To put it in perspective, there are six cases of coronavirus in the U.S. and no deaths, and yet we have a maximum health alert. There were articles in the NY Times and Washington Post comparing coronavirus to Influenza, which in the last four months (the flu season so far), has infected in the range of 20 million people in the U.S. and killed in the range of 20 thousand people. Yes, you read that right, KILLED!

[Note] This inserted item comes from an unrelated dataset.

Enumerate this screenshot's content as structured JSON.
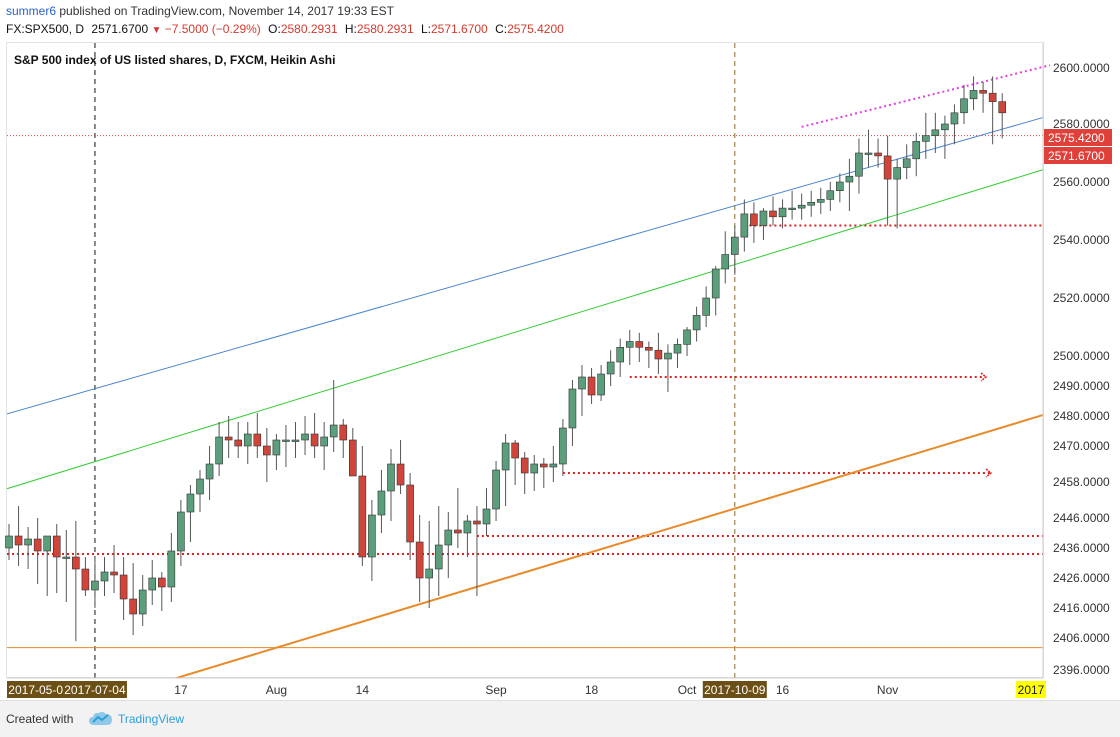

In the particularly severe 2017 flu season, there were 61,000 deaths in the U.S. from flu!!! Yes, 61,000!!! All these figures are U.S. alone. And it hardly gets a mention in the news, and nobody goes out and hoards masks, and no one worries about traveling, and lots of people don’t bother getting their flu shots. Granted, the death rate per infection is a lot lower than the 2% from coronavirus, but 61,000 deaths in the U.S. in a year is a lot to ignore and not get a flu shot.
Just compare that 61,000 deaths from flu in the U.S. with no outcry at all, with less than 300 coronavirus deaths in China (diluted into one billion, four hundred thousand people, four times the U.S. population), and you have to wonder whether the world is going crazy, or whether panic just spreads.